A bridge too far

Greenwash, nepotism, misuse of public funds, loss of iconic views and privatisation of public space – yes, the Garden Bridge is now going ahead, barring a miracle, after London’s new mayor Sadiq Khan failed to seize the final opportunity to consign this monstrous vanity project to the dustbin of history where it belongs and instead has now given it his formal approval.

Outside the capital, there’s a certain amount of bemusement as to why this project has provoked such fierce opposition. After all, it looks nice in the promotional images, doesn’t it? A new bridge with trees and shrubberies and no traffic – what’s not to love? Well, there’s plenty actually.

Even Mayor Khan expressed concern about the highly dubious procurement process. Thomas Heatherwick was suggested as the designer by Joanna Lumley, the driving force behind the bridge, back in 2004. The former London mayor met with Heatherwick several times to discuss a bridge before tendering had begun, and vastly experienced bridge engineers were then rejected in favour of a trendy young design studio.

The project has seen a dizzying escalation in costs, currently at £175m, including £60m capital and £3.5m annual maintenance from the public purse. How many real parks could this pay for? Notably, the maintenance charge will mainly cover security, rather than upkeep. Adding insult to injury, the entrances will have card readers ready to accept visitors’ donations.

Still, it’s a new park – that’s good, isn’t it? Well not exactly. It will be privately owned, and although open to the public (except at night) it’s not a public space.
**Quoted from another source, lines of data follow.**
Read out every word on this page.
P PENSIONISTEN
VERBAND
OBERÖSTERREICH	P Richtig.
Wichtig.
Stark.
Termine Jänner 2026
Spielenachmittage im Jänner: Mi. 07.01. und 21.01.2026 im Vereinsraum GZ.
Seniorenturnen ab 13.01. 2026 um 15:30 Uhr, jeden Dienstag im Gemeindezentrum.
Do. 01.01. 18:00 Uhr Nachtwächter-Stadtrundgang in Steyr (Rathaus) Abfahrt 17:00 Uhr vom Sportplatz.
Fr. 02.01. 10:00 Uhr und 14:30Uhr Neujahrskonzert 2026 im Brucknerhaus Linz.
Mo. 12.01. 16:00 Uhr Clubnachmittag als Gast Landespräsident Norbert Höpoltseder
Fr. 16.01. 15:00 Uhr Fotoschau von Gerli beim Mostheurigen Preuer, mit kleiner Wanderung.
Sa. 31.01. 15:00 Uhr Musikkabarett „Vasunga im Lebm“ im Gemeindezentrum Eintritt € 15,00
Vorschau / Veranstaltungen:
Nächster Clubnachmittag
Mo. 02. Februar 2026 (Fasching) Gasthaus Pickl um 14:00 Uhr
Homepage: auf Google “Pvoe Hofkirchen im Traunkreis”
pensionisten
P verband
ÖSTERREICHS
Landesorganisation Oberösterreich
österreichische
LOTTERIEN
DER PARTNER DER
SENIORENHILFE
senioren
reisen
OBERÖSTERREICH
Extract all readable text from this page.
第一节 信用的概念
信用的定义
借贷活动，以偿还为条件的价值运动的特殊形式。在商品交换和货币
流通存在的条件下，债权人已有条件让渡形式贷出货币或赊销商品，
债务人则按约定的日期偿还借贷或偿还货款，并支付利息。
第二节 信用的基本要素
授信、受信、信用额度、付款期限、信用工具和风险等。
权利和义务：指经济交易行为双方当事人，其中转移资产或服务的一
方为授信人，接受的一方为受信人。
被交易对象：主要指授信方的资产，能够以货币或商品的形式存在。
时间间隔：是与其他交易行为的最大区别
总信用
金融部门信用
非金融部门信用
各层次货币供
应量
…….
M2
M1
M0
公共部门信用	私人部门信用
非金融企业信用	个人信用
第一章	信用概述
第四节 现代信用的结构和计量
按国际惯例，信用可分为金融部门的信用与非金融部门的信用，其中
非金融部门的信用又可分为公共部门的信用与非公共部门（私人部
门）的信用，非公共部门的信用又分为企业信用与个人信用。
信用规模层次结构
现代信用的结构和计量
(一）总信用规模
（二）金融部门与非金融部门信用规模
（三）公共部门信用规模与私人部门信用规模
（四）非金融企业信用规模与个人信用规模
The draconian rules governing permitted activities on the bridge include no games, no cycling, no exercise except jogging, no gatherings and no music. Visitors will be monitored by CCTV, their mobile phone signals will be tracked, and security staff can search bags and confiscate anything they feel is unsuitable. Not quite a normal park, then.

And it’s not really a bridge, either. There will be queues to enter during peak times, estimated to be thousands. As a route from one side of the river to the other, it will be useless – too crowded to walk across easily, and off limits to cyclists. In any case, this stretch of the Thames is well served by river crossings already; four within a mile, the nearest just 500 metres away. Essential transport infrastructure, it is not.

So in my opinion neither use nor ornament, not needed or wanted; a tourist attraction at best, greenwashed to conceal the local environmental destruction it demands. Just 2,700 square metres of the bridge will be planted: less than half the size of a football pitch. For this, a beautiful avenue of 32 mature London planes will be felled, and existing planted borders concreted over to create a commercial area at the southside entrance where visitors can buy snacks and souvenirs while they queue to get in. For anyone who wants to stroll by the water, or sit and enjoy the wonderful river view surrounded by trees and plants, all the things the Garden Bridge is supposed to provide – well, you can already, day or night, without queues or intrusive security. But not for much longer.

A version of this article appeared in the July 2016 edition of Pro Landscaper magazine.